If a narcissist reads Hillel’s three questions, they may stop after reading the first one with an enthusiastic and loud “Yes!” As they pummel their fist in the air. They might see confirmation in the saying (not that narcissists need confirmation) that they are all that exists and that everything that they do should be only to increase the wealth and power over others that “number one” deserves. They certainly would ignore the second part of Hillel the Elder’s famous quote and thus misinterpret the first part: “And being only for myself, then what am I?”
Note that in the second question, Hillel didn’t say, “Who am I?”; he said, “What am I.” I’ve always been struck by the wording “What am I.” Looked at with the eye of the heart, Hillel is perhaps clearly stating that if a person is a narcissist, they are no longer a who but a what. They become a very loud shadow of a human being.
This second phrase also puts us into the realm of the Spirit, the reality of the world of plant medicines. It hints and points to a realizable experience that no person is ever truly alone. Even deeper, it hints that there is no “other” and that your experience and mine are in some unknown and seemingly (but not) unknowable way connected. There is no “other.” This is the realm of the mystics and the highest ideals of the medicine and spiritual worlds.
Plant medicine work shows us the potential and possibility of a different world—a world where we are interconnected, a world where we are one. This world is the exact opposite of the world of the narcissist, a world that many may think is nothing but spiritual clichés and empty promises.

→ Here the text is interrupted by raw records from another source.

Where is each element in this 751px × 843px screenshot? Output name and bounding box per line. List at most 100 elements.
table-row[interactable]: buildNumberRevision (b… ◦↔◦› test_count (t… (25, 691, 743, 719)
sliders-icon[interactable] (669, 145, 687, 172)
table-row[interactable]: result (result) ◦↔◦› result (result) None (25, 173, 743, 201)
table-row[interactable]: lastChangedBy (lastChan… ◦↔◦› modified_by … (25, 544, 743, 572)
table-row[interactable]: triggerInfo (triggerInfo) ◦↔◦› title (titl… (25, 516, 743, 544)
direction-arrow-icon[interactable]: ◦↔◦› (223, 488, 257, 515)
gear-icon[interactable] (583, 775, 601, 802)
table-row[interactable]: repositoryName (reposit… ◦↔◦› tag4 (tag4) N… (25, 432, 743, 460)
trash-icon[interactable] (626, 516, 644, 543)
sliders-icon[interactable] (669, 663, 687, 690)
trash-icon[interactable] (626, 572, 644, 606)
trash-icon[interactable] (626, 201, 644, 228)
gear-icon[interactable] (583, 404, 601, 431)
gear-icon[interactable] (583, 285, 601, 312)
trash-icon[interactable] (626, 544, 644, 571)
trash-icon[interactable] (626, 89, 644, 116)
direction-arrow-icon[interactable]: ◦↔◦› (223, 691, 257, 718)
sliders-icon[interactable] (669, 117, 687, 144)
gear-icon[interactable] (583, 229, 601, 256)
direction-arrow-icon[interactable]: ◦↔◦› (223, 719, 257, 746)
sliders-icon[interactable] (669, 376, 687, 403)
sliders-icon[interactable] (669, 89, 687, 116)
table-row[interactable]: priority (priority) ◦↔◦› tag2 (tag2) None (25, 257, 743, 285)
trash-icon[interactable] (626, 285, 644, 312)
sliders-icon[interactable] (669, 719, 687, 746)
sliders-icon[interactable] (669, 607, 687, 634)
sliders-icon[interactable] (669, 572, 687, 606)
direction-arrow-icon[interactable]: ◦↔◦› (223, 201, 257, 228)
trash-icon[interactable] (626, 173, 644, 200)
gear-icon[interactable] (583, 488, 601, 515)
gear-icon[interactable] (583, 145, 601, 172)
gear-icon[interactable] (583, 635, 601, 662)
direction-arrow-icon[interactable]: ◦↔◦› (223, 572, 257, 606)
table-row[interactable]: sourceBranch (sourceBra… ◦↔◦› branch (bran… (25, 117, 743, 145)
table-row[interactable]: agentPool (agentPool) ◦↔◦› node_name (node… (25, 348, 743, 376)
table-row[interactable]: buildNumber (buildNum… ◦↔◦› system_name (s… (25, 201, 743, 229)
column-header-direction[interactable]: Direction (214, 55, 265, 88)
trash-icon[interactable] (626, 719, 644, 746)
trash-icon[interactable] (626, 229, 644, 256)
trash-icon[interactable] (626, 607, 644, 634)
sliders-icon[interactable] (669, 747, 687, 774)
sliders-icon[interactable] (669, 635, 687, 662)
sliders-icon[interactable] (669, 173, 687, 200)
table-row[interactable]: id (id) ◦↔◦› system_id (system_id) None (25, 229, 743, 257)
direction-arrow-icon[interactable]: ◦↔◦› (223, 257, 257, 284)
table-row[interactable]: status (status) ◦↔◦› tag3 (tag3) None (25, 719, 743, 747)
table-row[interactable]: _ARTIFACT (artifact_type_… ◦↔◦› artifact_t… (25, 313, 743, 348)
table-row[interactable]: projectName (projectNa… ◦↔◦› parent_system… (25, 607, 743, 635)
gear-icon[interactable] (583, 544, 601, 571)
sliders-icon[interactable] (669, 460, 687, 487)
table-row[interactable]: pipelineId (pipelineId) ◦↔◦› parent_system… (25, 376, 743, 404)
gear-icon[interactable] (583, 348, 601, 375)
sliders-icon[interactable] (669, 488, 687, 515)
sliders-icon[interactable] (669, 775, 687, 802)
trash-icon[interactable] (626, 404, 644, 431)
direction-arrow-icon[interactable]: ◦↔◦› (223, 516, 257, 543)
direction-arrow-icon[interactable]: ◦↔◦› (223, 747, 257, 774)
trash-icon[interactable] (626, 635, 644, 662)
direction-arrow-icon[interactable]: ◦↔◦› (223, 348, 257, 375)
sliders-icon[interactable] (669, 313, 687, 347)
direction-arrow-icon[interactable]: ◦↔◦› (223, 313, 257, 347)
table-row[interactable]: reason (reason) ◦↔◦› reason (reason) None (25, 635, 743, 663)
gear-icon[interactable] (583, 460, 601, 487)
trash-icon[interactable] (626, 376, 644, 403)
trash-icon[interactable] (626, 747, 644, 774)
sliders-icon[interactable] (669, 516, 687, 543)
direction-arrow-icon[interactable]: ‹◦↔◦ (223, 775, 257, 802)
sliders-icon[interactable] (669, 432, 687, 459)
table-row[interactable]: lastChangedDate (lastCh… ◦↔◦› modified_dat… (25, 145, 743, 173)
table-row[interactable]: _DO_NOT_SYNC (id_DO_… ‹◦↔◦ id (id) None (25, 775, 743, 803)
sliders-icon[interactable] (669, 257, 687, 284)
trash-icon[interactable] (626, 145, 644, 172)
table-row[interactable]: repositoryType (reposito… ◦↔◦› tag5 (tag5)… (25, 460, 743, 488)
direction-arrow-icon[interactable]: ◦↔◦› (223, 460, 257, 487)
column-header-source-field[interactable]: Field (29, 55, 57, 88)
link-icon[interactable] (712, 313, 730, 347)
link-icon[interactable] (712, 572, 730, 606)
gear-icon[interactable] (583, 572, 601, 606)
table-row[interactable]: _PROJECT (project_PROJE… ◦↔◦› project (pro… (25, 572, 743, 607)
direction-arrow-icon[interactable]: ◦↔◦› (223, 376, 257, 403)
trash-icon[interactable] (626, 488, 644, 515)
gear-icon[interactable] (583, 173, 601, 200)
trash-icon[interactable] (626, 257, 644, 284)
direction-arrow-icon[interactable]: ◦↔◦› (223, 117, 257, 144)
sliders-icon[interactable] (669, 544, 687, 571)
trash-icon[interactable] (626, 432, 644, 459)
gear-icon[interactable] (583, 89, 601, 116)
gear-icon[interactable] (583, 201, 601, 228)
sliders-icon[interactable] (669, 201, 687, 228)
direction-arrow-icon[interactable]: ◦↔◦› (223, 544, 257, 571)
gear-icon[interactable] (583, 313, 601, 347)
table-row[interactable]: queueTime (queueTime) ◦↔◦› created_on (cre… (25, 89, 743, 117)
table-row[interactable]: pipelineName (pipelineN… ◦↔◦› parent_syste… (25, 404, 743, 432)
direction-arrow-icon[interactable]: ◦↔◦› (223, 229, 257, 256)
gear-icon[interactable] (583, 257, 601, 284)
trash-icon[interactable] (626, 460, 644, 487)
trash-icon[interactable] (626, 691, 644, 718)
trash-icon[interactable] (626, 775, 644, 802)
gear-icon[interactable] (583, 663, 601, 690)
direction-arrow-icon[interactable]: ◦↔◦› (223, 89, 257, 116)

To a rational mind, all people appear to be separate. Even in the closest relationships, where it may seem that the lovers’ souls have fused into one soul, there is still a feeling of separation. Your body is wherever you are right now, and my body is wherever I am right now, and chances are quite good that our two bodies are far apart. So it seems that the distance between us makes separation real. By every objective measurement, we are separate beings with little to no effect on each other unless circumstances allow for such an effect via some aspect of physical proximity.
In this separation, what happens on one side of the world has little effect on what happens on the other side of the world. It's a big place, this world. Every home is a castle, and every person is their own sovereign, free to do whatever they want (within the law of the land) to extract and enjoy as much happiness as possible.
We know that this philosophy and action are unsustainable and untrue. It is the philosophy that has driven humans to seek to colonize Mars. At the same time, we continue the habits and narcissistic tendencies that have taken us to the brink of destroying this beautiful Earth, our only true home.
Imagine the joy of essentially living twenty-four hours a day in a Martian mega-mall, for that is how most of life on Mars will be if we ever colonize that or any other planet in our solar system. A sealed environment without an iota of wild nature. Never to see a river, a lake, or a waterfall. Never to smell the sweetness of the perfumes coming off of the wildflowers touched by the morning dew. Never to sit by the ocean and merge mind and heart into a perfect sunrise or sunset accompanied by the sounds of the waves crashing and the beautiful smell of salt-tinged air.
I believe that the human spirit in such an environment would crumble. It would crumble for lack of a breath of real air, for the feel of sunlight on bare skin, for the smell of the first moments of a storm in a soft spring breeze. It would crumble for lack of the sounds of birds in the trees or the feel of a waterfall misting one’s face.